Over time, the Fire Chief began submitting his own “recommendations” for who should be appointed to the fire board — and the council approved them. When no members of the public stepped up, Metro Council quietly filled vacancies with names handed to them by the Chief himself.


He didn’t just report to the board — he built it.

This backwards chain of accountability created an environment where oversight vanished, and personal loyalty replaced governance.


Financial Mismanagement Hidden Behind Growth

While the district expanded and tax revenue grew, few questioned the books. After all, shiny trucks and ribbon cuttings painted the picture of success. But recent audits revealed:


  • Over $4.4 million in deficit spending

  • Missed payments on a $16.5 million in construction bonds

  • Improper budgeting pactices

  • Uncollateralized public funds

  • And at least one fire station where Entergy literally cut the power due to non-payment

  • Unbuilt firestations that have been tax collected on for over 10 years


Yes, the lights went out at a public safety facility because the bill wasn’t paid.


The truth is, growth shielded the rot. The department had the revenue — it just didn’t have the stewardship.


Protocol Games and Rating Risk

With these financial cracks came another collapse — in credibility.
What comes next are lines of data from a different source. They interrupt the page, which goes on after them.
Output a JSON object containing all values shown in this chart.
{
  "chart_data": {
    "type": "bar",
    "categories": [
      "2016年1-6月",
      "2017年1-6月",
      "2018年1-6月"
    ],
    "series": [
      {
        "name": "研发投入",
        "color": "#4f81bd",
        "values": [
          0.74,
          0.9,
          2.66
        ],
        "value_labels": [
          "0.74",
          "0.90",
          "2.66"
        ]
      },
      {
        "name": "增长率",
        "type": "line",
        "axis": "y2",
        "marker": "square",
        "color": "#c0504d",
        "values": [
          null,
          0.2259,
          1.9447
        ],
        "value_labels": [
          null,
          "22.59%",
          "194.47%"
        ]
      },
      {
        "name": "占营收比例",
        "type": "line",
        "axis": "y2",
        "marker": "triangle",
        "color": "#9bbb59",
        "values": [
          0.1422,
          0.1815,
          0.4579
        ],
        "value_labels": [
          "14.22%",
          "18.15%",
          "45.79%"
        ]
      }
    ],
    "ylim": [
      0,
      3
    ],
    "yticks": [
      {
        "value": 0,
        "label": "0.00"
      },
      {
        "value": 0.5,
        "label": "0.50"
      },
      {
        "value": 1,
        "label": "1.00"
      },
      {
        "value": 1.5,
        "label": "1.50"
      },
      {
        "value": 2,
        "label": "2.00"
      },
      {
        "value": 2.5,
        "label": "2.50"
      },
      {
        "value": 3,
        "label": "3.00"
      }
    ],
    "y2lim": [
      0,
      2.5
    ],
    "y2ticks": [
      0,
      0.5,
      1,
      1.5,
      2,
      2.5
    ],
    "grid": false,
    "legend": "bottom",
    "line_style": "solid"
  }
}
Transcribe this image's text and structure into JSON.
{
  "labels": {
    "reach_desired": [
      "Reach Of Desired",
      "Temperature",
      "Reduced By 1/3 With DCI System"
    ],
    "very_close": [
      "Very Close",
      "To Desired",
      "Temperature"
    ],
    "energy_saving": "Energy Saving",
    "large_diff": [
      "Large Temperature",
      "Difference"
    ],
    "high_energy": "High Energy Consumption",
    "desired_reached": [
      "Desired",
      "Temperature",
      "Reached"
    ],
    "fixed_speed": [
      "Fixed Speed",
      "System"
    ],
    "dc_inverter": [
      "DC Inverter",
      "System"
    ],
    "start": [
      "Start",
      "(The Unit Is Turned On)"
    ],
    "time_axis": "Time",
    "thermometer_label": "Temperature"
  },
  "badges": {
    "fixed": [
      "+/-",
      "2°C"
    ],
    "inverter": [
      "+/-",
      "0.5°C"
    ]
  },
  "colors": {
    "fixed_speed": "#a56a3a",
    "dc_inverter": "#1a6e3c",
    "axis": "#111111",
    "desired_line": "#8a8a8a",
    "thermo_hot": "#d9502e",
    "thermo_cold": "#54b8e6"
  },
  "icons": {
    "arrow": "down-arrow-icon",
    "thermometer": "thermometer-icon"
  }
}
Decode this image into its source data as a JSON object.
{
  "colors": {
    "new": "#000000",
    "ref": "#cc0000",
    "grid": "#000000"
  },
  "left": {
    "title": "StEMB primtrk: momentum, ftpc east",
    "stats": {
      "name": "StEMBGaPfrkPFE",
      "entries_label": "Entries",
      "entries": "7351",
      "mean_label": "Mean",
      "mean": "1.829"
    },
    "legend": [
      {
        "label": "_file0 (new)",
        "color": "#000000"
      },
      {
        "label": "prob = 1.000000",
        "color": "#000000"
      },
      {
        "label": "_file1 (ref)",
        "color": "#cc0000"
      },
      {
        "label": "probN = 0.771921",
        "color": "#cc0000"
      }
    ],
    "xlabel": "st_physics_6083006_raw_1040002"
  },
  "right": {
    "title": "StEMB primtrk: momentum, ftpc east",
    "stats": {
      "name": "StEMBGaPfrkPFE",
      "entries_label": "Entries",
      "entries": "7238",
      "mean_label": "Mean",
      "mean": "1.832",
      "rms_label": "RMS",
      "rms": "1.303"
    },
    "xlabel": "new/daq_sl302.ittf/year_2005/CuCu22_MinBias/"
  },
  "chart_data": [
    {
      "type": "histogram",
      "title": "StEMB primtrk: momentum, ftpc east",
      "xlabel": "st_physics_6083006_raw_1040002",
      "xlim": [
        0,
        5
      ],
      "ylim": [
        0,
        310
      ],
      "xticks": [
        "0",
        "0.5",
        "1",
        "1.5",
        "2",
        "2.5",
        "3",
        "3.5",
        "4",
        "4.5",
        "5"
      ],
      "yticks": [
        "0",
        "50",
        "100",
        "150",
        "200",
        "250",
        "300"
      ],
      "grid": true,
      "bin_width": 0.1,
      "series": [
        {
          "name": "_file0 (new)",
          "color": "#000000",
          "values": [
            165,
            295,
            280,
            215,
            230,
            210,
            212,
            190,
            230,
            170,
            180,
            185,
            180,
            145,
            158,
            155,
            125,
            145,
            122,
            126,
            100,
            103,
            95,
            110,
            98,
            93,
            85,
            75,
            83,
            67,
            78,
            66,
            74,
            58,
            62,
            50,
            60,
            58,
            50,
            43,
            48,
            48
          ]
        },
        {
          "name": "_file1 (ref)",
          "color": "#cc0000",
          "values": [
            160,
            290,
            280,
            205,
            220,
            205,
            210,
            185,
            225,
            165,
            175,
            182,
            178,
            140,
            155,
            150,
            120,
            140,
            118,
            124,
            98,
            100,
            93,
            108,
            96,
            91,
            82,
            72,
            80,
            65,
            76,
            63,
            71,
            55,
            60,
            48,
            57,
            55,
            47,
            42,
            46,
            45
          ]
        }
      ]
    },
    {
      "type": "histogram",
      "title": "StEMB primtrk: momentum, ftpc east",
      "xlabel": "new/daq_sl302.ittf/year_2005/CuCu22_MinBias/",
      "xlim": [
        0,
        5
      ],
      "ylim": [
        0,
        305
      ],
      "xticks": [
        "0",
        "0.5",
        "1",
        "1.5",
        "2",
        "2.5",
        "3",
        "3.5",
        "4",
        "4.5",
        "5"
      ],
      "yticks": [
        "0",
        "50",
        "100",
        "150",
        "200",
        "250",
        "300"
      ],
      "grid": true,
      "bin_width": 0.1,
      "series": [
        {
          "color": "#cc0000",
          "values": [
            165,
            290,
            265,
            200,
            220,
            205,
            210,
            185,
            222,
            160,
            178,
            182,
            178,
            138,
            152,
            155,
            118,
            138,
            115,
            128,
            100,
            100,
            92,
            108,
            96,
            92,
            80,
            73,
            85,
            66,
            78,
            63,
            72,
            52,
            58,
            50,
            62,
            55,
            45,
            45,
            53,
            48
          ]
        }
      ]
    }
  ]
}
Recently, interdepartmental concerns have been raised about the department’s ISO rating being in jeopardy, due in part to:


  • Staffing shortages

  • Response times below standard

  • Shut down fire trucks

  • Delayed construction of new fire stations

  • Manipulation of response procedures to make numbers look better on paper


At one point, administration reportedly directed all units to now “respond code 3” (lights and sirens) for all fire alarm calls — historically unnecessary. This response type has been reserved for “reported fires” only! This protocol change drastically increased risk to firefighters and the public, all to create the appearance of fast response and robust activity. It was necessary to bandaid the mismanagement.


Meanwhile, officers were instructed to “arrive on scene” when arguably they were only “in the area” — another example of how data was manipulated to protect image, not lives.
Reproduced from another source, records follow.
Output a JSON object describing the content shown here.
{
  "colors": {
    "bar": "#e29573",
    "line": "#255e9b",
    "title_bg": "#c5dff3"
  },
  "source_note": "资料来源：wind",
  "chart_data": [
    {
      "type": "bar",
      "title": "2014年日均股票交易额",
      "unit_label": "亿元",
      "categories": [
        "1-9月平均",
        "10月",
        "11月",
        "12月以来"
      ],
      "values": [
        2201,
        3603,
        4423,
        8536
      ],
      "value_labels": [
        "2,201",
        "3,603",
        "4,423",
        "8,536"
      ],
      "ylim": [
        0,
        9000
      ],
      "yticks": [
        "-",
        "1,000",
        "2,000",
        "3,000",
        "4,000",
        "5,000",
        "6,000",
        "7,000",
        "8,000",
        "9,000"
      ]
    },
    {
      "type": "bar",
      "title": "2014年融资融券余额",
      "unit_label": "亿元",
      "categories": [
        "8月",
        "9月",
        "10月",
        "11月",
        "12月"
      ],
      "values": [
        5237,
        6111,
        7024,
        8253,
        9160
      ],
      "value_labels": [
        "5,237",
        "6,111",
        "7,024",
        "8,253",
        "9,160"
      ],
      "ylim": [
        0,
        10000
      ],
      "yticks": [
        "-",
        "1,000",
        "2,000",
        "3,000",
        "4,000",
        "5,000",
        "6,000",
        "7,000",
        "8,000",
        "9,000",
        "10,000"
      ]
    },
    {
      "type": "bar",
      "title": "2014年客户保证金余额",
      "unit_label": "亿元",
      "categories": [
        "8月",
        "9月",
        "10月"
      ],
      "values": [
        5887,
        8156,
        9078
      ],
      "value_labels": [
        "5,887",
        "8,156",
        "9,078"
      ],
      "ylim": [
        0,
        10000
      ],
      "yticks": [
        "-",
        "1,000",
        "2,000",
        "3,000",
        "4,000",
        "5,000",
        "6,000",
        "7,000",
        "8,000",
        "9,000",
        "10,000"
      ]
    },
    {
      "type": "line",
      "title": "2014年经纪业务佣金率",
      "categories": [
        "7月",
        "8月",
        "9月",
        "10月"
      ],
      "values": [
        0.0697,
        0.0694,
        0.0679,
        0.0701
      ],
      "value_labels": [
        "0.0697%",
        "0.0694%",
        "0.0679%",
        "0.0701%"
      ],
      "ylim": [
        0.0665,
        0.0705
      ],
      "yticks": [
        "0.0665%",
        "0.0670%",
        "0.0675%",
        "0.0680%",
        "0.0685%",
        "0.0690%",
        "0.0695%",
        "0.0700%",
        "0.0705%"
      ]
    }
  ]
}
The St. George Fire District is now short at least three stations — possibly four — for the area it serves. Yet no serious construction effort has begun. No comprehensive staffing plan has been put in place. And no public apology has been issued.


Firefighters Carried the Image — Now They’re Carrying the Blame

Despite it all, the Fire Chief continues to claim credit for the department’s perceived success — a success built entirely on the backs of firefighters who responded to every call, filled every overtime gap, and upheld a public image that no longer reflects the reality behind closed doors.
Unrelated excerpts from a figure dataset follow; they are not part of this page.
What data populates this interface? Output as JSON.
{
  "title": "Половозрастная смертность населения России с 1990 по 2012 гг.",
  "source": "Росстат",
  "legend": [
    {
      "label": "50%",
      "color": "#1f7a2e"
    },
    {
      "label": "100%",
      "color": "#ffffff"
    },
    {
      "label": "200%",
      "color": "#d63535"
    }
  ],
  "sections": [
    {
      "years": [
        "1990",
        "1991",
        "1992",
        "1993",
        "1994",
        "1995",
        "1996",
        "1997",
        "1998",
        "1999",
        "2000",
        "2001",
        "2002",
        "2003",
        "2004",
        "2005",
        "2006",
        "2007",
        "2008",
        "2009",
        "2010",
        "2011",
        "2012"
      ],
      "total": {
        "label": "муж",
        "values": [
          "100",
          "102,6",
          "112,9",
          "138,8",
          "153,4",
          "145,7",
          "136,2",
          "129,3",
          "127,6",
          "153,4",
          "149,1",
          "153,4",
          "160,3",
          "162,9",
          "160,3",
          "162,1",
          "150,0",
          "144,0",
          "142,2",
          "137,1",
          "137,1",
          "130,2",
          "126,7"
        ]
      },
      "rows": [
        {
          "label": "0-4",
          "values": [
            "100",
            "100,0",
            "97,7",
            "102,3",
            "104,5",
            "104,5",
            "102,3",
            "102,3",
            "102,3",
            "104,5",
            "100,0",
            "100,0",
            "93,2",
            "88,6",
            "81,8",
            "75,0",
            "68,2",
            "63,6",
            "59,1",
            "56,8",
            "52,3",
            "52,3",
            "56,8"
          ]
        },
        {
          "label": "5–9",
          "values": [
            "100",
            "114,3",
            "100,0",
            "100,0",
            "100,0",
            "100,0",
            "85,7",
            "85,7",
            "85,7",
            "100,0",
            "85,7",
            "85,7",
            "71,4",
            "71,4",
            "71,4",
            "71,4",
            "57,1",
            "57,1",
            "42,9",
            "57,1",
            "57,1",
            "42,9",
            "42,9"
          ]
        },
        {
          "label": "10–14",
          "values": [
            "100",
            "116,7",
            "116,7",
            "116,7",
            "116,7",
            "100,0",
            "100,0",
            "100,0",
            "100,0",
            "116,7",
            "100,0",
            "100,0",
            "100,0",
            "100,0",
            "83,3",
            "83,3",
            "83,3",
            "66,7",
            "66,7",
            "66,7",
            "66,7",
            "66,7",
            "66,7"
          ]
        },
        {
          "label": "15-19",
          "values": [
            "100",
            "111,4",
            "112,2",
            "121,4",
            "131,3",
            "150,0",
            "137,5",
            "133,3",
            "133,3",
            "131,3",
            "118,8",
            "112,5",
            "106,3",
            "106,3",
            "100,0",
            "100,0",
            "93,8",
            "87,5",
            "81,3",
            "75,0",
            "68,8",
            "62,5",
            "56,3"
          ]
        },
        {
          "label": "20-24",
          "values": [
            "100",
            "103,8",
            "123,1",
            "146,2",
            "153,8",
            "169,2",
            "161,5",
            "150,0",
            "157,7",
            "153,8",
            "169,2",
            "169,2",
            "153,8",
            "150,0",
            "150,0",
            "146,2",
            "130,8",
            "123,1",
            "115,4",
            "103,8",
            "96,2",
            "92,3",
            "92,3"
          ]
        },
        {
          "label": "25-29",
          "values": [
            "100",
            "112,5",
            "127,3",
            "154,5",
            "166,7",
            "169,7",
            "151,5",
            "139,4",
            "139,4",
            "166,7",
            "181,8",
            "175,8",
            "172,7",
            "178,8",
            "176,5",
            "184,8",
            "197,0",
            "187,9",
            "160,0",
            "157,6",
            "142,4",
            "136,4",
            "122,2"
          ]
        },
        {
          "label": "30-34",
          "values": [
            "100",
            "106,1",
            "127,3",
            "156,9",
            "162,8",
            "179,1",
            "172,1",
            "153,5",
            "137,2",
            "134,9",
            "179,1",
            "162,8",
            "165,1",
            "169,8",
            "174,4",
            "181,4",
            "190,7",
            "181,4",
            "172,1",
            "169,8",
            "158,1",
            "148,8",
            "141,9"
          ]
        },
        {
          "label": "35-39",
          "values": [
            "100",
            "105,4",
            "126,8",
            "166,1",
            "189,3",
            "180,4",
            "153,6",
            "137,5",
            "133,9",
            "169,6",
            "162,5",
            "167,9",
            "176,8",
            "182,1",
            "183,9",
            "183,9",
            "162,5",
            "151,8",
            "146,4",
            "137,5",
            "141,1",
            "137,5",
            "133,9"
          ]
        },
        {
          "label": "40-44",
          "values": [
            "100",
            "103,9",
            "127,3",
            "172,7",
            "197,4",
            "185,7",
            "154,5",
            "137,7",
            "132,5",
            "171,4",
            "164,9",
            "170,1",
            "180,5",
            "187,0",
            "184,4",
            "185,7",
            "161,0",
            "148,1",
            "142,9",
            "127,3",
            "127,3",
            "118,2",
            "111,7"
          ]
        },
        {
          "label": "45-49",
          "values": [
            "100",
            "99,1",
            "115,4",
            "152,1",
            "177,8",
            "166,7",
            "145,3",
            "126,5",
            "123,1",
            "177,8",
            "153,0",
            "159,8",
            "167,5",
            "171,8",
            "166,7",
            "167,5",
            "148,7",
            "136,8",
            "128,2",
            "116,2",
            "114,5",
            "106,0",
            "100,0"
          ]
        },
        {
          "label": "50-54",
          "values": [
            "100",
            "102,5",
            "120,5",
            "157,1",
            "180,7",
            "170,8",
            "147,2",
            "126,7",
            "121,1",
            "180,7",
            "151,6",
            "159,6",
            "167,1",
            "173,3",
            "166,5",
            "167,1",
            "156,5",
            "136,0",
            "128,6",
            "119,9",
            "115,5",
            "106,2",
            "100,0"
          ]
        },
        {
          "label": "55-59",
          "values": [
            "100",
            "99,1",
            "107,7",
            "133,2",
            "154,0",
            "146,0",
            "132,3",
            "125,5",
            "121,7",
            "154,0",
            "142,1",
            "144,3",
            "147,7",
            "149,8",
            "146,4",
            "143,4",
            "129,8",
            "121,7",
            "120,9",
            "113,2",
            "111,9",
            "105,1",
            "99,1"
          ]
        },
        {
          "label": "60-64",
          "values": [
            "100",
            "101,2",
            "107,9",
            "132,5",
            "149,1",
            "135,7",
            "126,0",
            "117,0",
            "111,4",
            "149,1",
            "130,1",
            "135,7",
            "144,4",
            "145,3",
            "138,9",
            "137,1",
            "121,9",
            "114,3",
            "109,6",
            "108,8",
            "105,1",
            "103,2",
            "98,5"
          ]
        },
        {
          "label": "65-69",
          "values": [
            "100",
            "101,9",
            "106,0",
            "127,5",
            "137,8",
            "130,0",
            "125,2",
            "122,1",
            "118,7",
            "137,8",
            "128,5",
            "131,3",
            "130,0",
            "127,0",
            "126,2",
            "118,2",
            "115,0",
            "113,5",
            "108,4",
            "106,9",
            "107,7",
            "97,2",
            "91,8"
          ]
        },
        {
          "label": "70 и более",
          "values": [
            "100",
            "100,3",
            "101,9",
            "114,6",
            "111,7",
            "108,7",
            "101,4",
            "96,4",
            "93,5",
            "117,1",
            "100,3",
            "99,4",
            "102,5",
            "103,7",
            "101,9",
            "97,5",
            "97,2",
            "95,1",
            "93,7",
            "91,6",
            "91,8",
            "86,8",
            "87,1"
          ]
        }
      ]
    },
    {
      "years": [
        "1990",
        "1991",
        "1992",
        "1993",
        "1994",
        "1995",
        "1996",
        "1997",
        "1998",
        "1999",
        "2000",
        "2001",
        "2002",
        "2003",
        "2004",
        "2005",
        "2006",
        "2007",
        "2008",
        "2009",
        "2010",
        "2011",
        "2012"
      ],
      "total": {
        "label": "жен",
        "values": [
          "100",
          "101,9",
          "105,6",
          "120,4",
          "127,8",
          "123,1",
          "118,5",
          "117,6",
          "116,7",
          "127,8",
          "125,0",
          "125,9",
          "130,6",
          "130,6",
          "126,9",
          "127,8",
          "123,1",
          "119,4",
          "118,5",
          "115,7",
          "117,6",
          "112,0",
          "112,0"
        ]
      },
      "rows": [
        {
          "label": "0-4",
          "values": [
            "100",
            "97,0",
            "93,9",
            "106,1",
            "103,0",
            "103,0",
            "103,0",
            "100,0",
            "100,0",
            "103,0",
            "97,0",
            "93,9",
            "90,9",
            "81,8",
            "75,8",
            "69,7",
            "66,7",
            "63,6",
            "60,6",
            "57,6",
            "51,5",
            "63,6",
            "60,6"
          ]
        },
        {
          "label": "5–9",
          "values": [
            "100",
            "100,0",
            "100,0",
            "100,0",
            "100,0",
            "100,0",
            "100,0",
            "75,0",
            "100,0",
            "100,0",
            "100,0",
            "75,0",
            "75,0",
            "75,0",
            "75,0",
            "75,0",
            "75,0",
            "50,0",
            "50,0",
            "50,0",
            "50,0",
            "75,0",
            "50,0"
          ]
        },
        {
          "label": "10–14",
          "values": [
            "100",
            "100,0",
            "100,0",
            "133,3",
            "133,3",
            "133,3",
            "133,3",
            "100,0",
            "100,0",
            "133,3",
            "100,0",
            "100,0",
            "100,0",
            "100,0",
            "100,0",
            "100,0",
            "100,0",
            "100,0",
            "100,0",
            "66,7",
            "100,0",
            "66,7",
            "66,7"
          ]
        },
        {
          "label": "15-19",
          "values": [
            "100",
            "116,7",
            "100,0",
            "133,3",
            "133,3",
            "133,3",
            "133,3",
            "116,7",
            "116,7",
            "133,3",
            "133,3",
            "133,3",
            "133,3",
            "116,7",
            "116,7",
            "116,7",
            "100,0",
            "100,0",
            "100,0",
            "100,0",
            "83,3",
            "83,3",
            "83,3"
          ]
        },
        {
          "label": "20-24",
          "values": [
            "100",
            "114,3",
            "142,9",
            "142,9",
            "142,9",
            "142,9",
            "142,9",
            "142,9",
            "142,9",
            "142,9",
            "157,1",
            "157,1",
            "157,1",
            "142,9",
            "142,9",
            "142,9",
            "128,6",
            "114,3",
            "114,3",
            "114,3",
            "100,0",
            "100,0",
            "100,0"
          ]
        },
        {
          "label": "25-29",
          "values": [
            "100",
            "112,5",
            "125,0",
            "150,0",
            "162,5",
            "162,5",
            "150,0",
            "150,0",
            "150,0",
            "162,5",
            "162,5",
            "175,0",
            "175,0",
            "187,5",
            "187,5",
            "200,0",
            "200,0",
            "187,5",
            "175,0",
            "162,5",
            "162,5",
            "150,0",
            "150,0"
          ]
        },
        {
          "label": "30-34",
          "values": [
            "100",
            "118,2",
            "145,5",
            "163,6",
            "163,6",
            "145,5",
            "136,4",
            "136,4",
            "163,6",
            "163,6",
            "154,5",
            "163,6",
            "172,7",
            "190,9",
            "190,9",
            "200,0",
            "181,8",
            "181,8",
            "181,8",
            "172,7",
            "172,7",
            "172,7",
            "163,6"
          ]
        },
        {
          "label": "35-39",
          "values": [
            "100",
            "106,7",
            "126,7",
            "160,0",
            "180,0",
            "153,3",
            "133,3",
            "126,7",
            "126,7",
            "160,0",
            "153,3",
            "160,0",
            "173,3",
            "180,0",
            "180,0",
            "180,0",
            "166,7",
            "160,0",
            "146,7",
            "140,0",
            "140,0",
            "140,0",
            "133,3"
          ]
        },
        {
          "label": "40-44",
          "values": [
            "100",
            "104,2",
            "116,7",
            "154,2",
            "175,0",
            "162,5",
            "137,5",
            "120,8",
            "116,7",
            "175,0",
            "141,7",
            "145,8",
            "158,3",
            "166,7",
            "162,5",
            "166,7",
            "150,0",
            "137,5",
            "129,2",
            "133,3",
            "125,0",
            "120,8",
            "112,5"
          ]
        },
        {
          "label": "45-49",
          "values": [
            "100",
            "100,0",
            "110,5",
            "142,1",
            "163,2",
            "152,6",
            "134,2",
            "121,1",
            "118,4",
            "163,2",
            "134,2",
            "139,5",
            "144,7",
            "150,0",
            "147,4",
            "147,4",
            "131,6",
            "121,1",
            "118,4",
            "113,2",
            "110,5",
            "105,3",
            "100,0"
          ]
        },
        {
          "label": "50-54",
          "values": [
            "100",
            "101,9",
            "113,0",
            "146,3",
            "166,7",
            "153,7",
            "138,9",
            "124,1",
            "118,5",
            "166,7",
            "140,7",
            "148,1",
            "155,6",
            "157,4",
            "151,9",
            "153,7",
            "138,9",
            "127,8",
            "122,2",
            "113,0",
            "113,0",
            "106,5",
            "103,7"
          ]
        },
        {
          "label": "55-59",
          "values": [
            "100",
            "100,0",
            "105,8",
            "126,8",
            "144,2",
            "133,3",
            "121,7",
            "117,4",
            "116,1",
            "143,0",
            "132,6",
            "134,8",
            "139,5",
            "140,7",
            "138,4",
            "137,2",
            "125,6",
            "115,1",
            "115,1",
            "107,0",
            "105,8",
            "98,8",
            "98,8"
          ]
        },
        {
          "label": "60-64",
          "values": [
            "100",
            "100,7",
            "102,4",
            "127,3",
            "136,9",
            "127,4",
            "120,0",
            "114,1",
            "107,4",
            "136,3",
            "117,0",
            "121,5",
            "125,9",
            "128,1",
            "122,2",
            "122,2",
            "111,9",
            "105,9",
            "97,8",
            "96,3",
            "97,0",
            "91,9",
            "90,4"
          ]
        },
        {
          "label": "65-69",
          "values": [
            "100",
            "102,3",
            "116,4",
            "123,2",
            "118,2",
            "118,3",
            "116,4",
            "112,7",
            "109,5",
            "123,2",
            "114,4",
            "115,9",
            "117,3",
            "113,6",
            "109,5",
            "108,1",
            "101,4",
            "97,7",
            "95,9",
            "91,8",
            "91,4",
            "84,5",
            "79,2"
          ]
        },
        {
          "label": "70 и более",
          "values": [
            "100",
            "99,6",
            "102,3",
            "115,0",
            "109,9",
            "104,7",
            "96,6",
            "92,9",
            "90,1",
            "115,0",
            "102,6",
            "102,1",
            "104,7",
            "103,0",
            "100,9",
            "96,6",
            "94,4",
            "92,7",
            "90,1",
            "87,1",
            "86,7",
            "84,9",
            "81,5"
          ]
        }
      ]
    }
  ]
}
“We were out there short-staffed, running calls with two guys on engines when we needed four, hell, many days trucks were not staffed AT ALL,” said one firefighter. “It’s been smoke and mirrors for years.”


It’s a House of Cards — and It’s Falling

With union lawsuits pending, financial audits piling up, and a chief announcing a vague “succession strategy” with no deadline, the façade is fading fast.


The public deserves to know:


  • How did we get here?

  • Who allowed it?

  • And how do we stop it from happening again?


Because in the end, a fire department should be built on service, not spin.

And this house of cards can’t stand much longer.